Esperança – O Diário de uma educadora pensante

O retorno

Por Cris Akemi

Definitivamente eu não sou uma pessoa que resgata de memória datas precisas, possivelmente um traço relacionado a desorganização ou à pratica do desapego ao que não considero importante. Fato é que embora não me lembre exatamente quando aconteceu, posso recordar precisamente como e porque se deu.

Foi há aproximadamente onze anos, quando do falecimento de meu pai, que tive a chance de me perceber inconstante. A partir desse acontecimento decidi que seria o mais fiel possível as minhas vontades, desde que não violasse a liberdade de ninguém, viveria intensamente cada momento com mais tranquilidade e alegria. É um clichê, mas é um tanto quanto charmoso e diria que até um pouco utópico demais, mas se revelou uma boa maneira de passar os dias.

Porém, entre o aprender e o “ser” o caminho é longo, pois ter a certeza de algo não garante sucesso na prática, já eu exige muito, mas muito mais que um simples discurso bonito.

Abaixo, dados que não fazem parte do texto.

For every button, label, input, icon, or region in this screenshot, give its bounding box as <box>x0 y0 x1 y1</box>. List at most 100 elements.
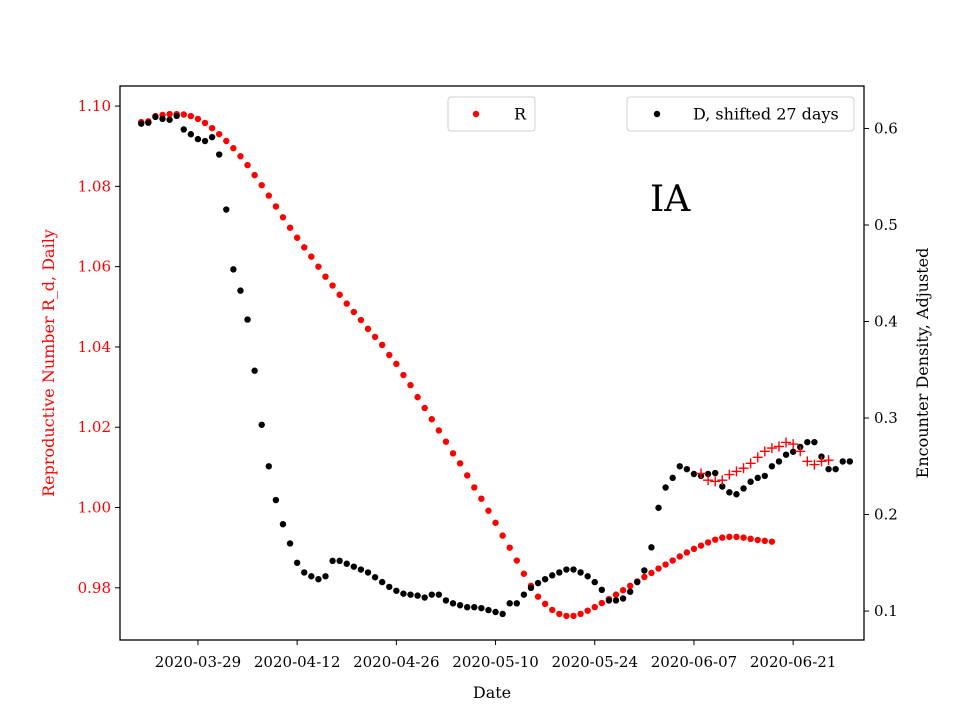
data-point <box>364 569 372 576</box>
data-point <box>754 474 761 482</box>
data-point <box>733 533 740 541</box>
state-annotation: IA <box>650 179 691 220</box>
data-point <box>754 536 761 544</box>
data-point <box>719 483 726 490</box>
data-point <box>400 371 407 379</box>
data-point <box>449 600 457 607</box>
data-point <box>648 544 655 551</box>
data-point <box>138 120 145 127</box>
data-point <box>208 133 216 141</box>
data-point <box>322 573 329 580</box>
y-right-tick-label: 0.4 <box>874 312 898 330</box>
data-point <box>775 458 783 465</box>
data-point <box>619 595 627 602</box>
data-point <box>336 557 343 565</box>
data-point <box>223 206 230 213</box>
data-point <box>832 465 839 473</box>
data-point <box>258 181 265 189</box>
data-point <box>194 115 202 123</box>
data-point <box>612 591 620 598</box>
data-point <box>272 203 280 210</box>
data-point <box>329 557 336 565</box>
data-point <box>485 606 492 614</box>
data-point <box>499 532 506 539</box>
data-point <box>527 584 535 592</box>
data-point <box>478 604 485 612</box>
x-tick-label: 2020-06-07 <box>651 653 737 671</box>
data-point <box>464 472 471 479</box>
data-point <box>549 572 556 579</box>
data-point <box>279 520 287 528</box>
data-point <box>584 607 591 614</box>
data-point <box>704 539 712 546</box>
data-point <box>612 597 620 604</box>
data-point <box>166 110 173 118</box>
y-right-tick-label: 0.5 <box>874 216 898 234</box>
data-point <box>442 597 450 604</box>
data-point <box>315 263 322 270</box>
data-point <box>258 421 265 428</box>
legend-d-marker <box>653 110 661 118</box>
data-point <box>442 438 450 445</box>
data-point <box>286 540 294 547</box>
data-point <box>513 557 520 564</box>
data-point <box>669 474 676 482</box>
data-point <box>371 574 379 581</box>
data-point <box>804 438 811 446</box>
data-point <box>761 472 768 480</box>
data-point <box>747 478 754 485</box>
data-point <box>499 610 506 618</box>
data-point <box>308 573 315 580</box>
data-point <box>697 542 705 549</box>
data-point <box>825 465 832 473</box>
data-point <box>180 111 187 118</box>
data-point <box>187 112 195 120</box>
data-point <box>712 536 719 543</box>
data-point <box>683 549 691 556</box>
data-point-plus <box>816 456 827 467</box>
data-point <box>570 566 577 573</box>
data-point <box>676 463 683 470</box>
data-point <box>478 495 485 502</box>
data-point <box>733 491 740 498</box>
data-point <box>315 575 322 583</box>
series-1 <box>138 112 854 618</box>
data-point <box>605 597 613 604</box>
x-tick-label: 2020-05-24 <box>552 653 638 671</box>
data-point <box>577 610 584 618</box>
y-left-tick-label: 1.08 <box>78 177 111 195</box>
data-point <box>584 573 591 580</box>
data-point <box>726 533 733 541</box>
data-point <box>471 484 478 491</box>
data-point <box>378 578 386 586</box>
data-point <box>251 367 258 374</box>
data-point <box>655 504 662 511</box>
data-point <box>371 333 379 341</box>
data-point-plus <box>717 475 728 486</box>
data-point-plus <box>802 456 813 467</box>
series-2 <box>696 437 834 487</box>
y-left-axis-title: Reproductive Number R_d, Daily <box>39 229 58 497</box>
data-point <box>194 135 202 143</box>
data-point <box>180 126 187 133</box>
data-point <box>159 115 166 123</box>
data-point <box>655 565 662 572</box>
data-point <box>407 591 414 598</box>
data-point <box>364 325 372 333</box>
data-point <box>846 458 854 465</box>
legend-d-box <box>626 96 855 132</box>
data-point <box>704 470 712 478</box>
data-point <box>223 137 230 145</box>
data-point <box>520 591 528 598</box>
data-point <box>591 578 598 586</box>
data-point <box>570 612 577 620</box>
data-point <box>400 590 407 597</box>
data-point <box>357 316 365 324</box>
data-point <box>343 300 350 307</box>
marks-layer <box>138 110 854 620</box>
y-right-axis-title: Encounter Density, Adjusted <box>913 248 932 479</box>
data-point <box>428 591 435 598</box>
data-point <box>456 602 464 609</box>
data-point <box>626 582 634 590</box>
data-point <box>626 588 634 595</box>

E os meandros desse caminho são tão desconhecidos pelo nosso consciente, que estamos perdidos a maior parte do tempo.

O que me trouxe ao relato critico deste primeiro dia.

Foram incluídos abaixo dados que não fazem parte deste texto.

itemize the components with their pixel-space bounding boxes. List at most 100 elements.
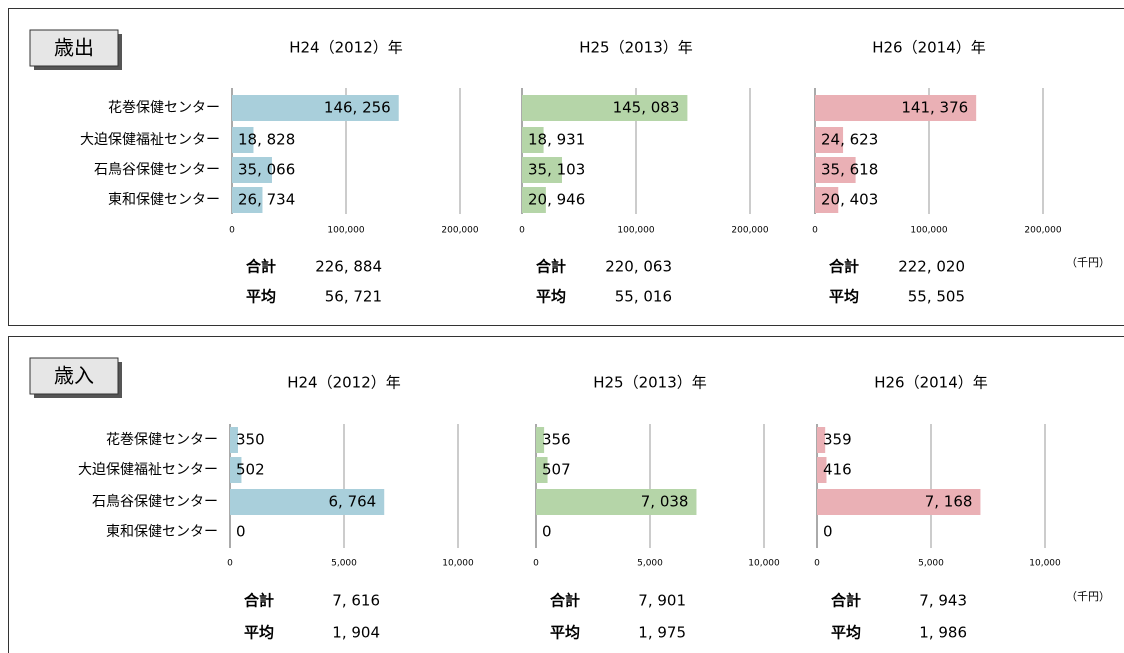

O retorno das férias para um educador é sem dúvida um evento marcante. Porque para nós significa um recomeço, quase uma personificação da Fenix, alguns de nós estamos conscientes de que podemos ser melhores e nos é dada mais uma vez essa chance.

Curioso e providencial que este foi o argumento que permeou a primeira reunião do ano, tendo ainda em mente que se a fala não estiver muito bem alinhada com a prática, como já diria um dos maiores, ela pode ser vazia e ilusória. Apesar de que também é preciso entender que embora estar carregado de intenções seja bom, no fim das contas o que importa de fato é o quanto o apregoamento de determinado discurso afeta positivamente aqueles que o recebem com disponibilidade.

Então se por um lado a percepção de que o que foi discutido não acontece na prática, por outro consigo vislumbrar possibilidades reais de mudanças evolutivas.

O vídeo a que assisti hoje na escola, intitulado em português “Uma menina que exigiu a escola” – TEDtalks educação, onde Kakenya Ntaiya, ao contrário de um discurso proclama sua própria história de luta, tem uma mensagem que me impulsionará pragmaticamente.

Quero fazer algo em que acredito, mesmo que ninguém compactue da minha ideologia, tendo a certeza que, podem até ser poucos, mas alguns me acompanharão e então “seremos” felizes para sempre!